What’s a good Bayesian alternative to statistical significance testing? For example, if I look over my company’s email data to figure out what the best time of the week to send someone an email is, and I’ve got all possible hours of the week ordered by highest open rate to lowest open rate, how can I get a sense of whether I’m looking at a real effect or just noise?
In that scenario, how much does it really matter? It’s free to send email at one time of week rather than another, so your only cost is the opportunity cost of picking a bad time to email people, which doesn’t seem likely to be too big.
Our email send by the hour would get far lumpier, so we would have to add more servers in order to handle a much higher peak emails sent per minute. And it takes development effort to configure emails to send at an intelligent time based on the user’s timezone.
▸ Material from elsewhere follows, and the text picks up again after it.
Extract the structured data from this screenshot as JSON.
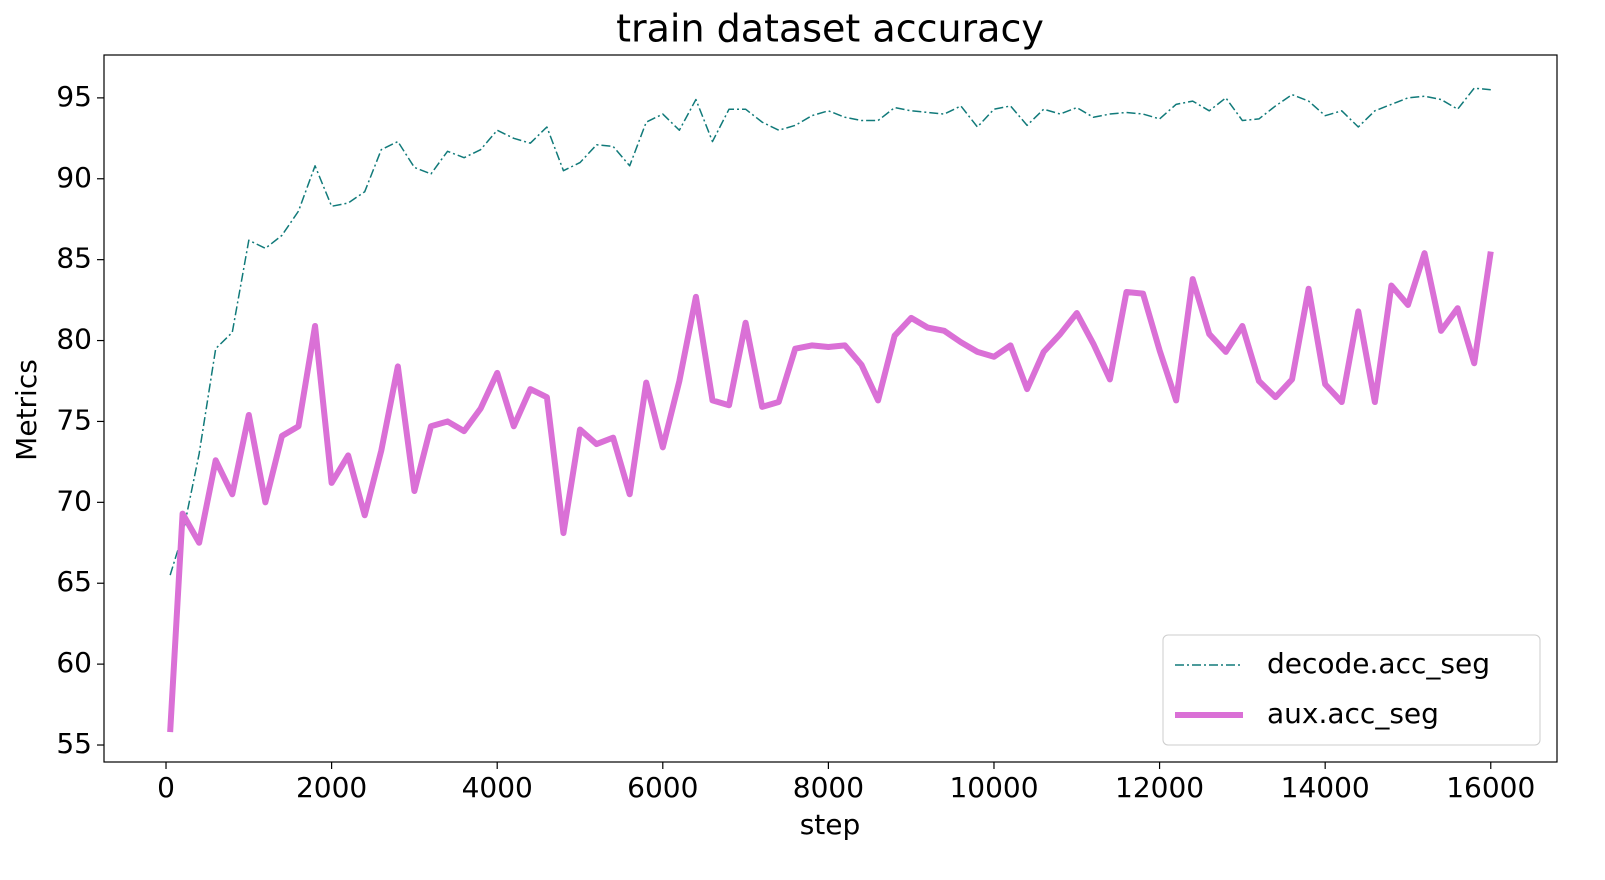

OK, here’s a proposed solution I came up with. Start with the overall open rate for all emails regardless of time of the week. Use that number, and your intuition for how much variation you are likely to see between different days and times (perhaps informed by studies on this subject that people have already done) to construct some prior distribution over the open probabilities you think you’re likely to see. You’ll want to choose a distribution over the interval (0, 1) only… I’m not sure if this one or this one is better in this particular case. Then for each hour of the week, use maximum-a-posteriori estimation (this seems like a brief & good explanation) to determine the mode of the posterior distribution, after you’ve updated on all of the open data you’ve observed. (This provides an explanation of how to do this.) The mode of an hour’s distribution is your probability estimate that an email sent during that particular hour of the week will be opened.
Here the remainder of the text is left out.